Worker Node Components
kubelet
The kubelet is the primary agent on each node. It:
- Registers the node with the API server
- Watches for pod assignments
- Manages container lifecycle via the Container Runtime Interface (CRI)
- Reports node and pod status back to the control plane
- Runs liveness, readiness, and startup probes
# Check kubelet status on a node
systemctl status kubelet
# View kubelet logs
journalctl -u kubelet -f
kube-proxy
kube-proxy maintains network rules on each node, enabling Service abstraction:
| Mode | How It Works | Performance |
|---|---|---|
| iptables | Creates iptables rules for each Service endpoint | Good (default) |
| IPVS | Uses Linux IPVS for load balancing | Better at scale |
| nftables | Uses nftables (newer kernels) | Modern |
Container Runtime
Kubernetes uses the Container Runtime Interface (CRI) to support multiple runtimes:
- containerd — the most common production runtime
- CRI-O — lightweight, designed specifically for Kubernetes
- gVisor / Kata Containers — for enhanced isolation
Kubernetes Networking Model
Kubernetes enforces a flat networking model with three fundamental rules:
- Every pod gets its own IP address
- Pods can communicate with any other pod without NAT
- Agents on a node can communicate with all pods on that node
Pod A (10.244.1.5) ──────────────────▶ Pod B (10.244.2.8)
Node 1 Node 2
│ │
└──────── CNI Plugin (Overlay) ─────────┘
CNI Plugins
| Plugin | Type | Features | Best For |
|---|---|---|---|
| Calico | L3 | NetworkPolicy, BGP, eBPF | Production, security |
| Cilium | eBPF | NetworkPolicy, observability, encryption | Modern kernels |
| Flannel | Overlay | Simple VXLAN overlay | Simple clusters |
| Weave | Overlay | Encryption, multicast | Ease of use |
Cluster Topologies
Single Control Plane (Development)
┌─────────────────┐
│ Control Plane │
│ (single node) │
└────────┬────────┘
│
┌────┼────┐
▼ ▼ ▼
Node Node Node
Highly Available Control Plane (Production)
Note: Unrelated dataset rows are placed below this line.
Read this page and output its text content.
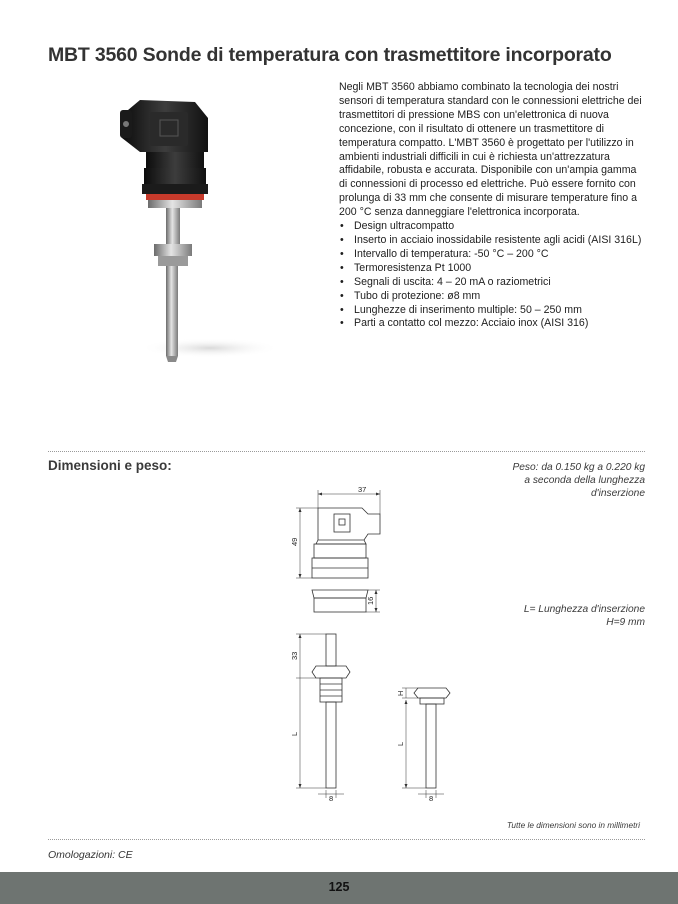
MBT 3560 Sonde di temperatura con trasmettitore incorporato

Negli MBT 3560 abbiamo combinato la tecnologia dei nostri sensori di temperatura standard con le connessioni elettriche dei trasmettitori di pressione MBS con un'elettronica di nuova concezione, con il risultato di ottenere un trasmettitore di temperatura compatto. L'MBT 3560 è progettato per l'utilizzo in ambienti industriali difficili in cui è richiesta un'attrezzatura affidabile, robusta e accurata. Disponibile con un'ampia gamma di connessioni di processo ed elettriche. Può essere fornito con prolunga di 33 mm che consente di misurare temperature fino a 200 °C senza danneggiare l'elettronica incorporata.

• Design ultracompatto
• Inserto in acciaio inossidabile resistente agli acidi (AISI 316L)
• Intervallo di temperatura: -50 °C – 200 °C
• Termoresistenza Pt 1000
• Segnali di uscita: 4 – 20 mA o raziometrici
• Tubo di protezione: ø8 mm
• Lunghezze di inserimento multiple: 50 – 250 mm
• Parti a contatto col mezzo: Acciaio inox (AISI 316)
Dimensioni e peso:	Peso: da 0.150 kg a 0.220 kg
a seconda della lunghezza
d'inserzione
37
49
16
33
L
H
L
8	8
L= Lunghezza d'inserzione
H=9 mm
Tutte le dimensioni sono in millimetri
Omologazioni: CE
125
┌──────────────────────────────────────┐
│ Load Balancer │
└───────┬──────────┬──────────┬────────┘
▼ ▼ ▼
┌──────────┐ ┌──────────┐ ┌──────────┐
│ CP #1 │ │ CP #2 │ │ CP #3 │
│ API + │ │ API + │ │ API + │
│ etcd │ │ etcd │ │ etcd │
└──────────┘ └──────────┘ └──────────┘
│ │ │
┌────┴────┬─────┴────┬────┴────┐
▼ ▼ ▼ ▼
Node Node Node Node
Production recommendation: Use 3 control plane nodes with a load balancer. This tolerates the loss of 1 control plane node.
Inspecting the Cluster
# View cluster component status
kubectl get componentstatuses
# Inspect nodes
kubectl get nodes -o wide
# View all system pods
kubectl get pods -n kube-system
# Describe a node in detail
kubectl describe node <node-name>
# Check cluster info
kubectl cluster-info
Summary
- The control plane consists of the API server, etcd, scheduler, and controller manager.
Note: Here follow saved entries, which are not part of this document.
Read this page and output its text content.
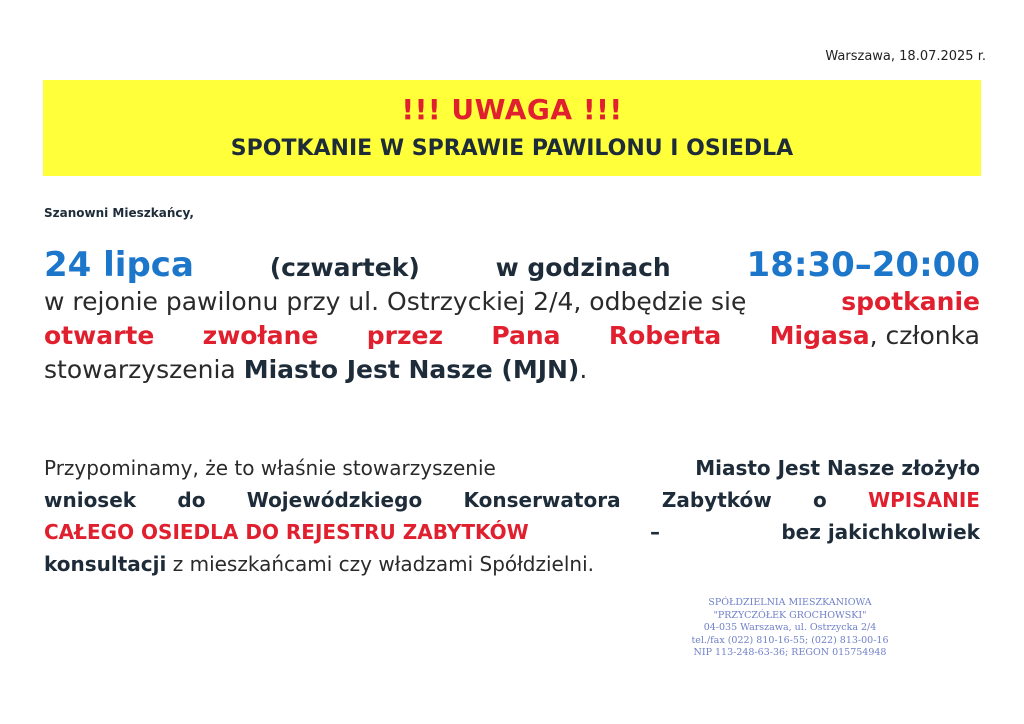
Warszawa, 18.07.2025 r.
!!! UWAGA !!!
SPOTKANIE W SPRAWIE PAWILONU I OSIEDLA
Szanowni Mieszkańcy,
24 lipca	(czwartek)	w godzinach 18:30–20:00
w rejonie pawilonu przy ul. Ostrzyckiej 2/4, odbędzie się	spotkanie
otwarte zwołane przez Pana Roberta Migasa, członka
stowarzyszenia Miasto Jest Nasze (MJN).
Przypominamy, że to właśnie stowarzyszenie	Miasto Jest Nasze złożyło
wniosek do Wojewódzkiego Konserwatora Zabytków o WPISANIE
CAŁEGO OSIEDLA DO REJESTRU ZABYTKÓW	–	bez jakichkolwiek
konsultacji z mieszkańcami czy władzami Spółdzielni.
SPÓŁDZIELNIA MIESZKANIOWA
"PRZYCZÓŁEK GROCHOWSKI"
04-035 Warszawa, ul. Ostrzycka 2/4
tel./fax (022) 810-16-55; (022) 813-00-16
NIP 113-248-63-36; REGON 015754948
- etcd stores all cluster state and should be backed up regularly.
- The kubelet manages containers on each node via the CRI.
- kube-proxy implements Service networking using iptables, IPVS, or nftables.
- Kubernetes networking is flat — every pod gets a unique IP and can reach any other pod without NAT.
- CNI plugins (Calico, Cilium, Flannel) implement the networking model.
- Production clusters use highly available control planes with 3 or 5 nodes.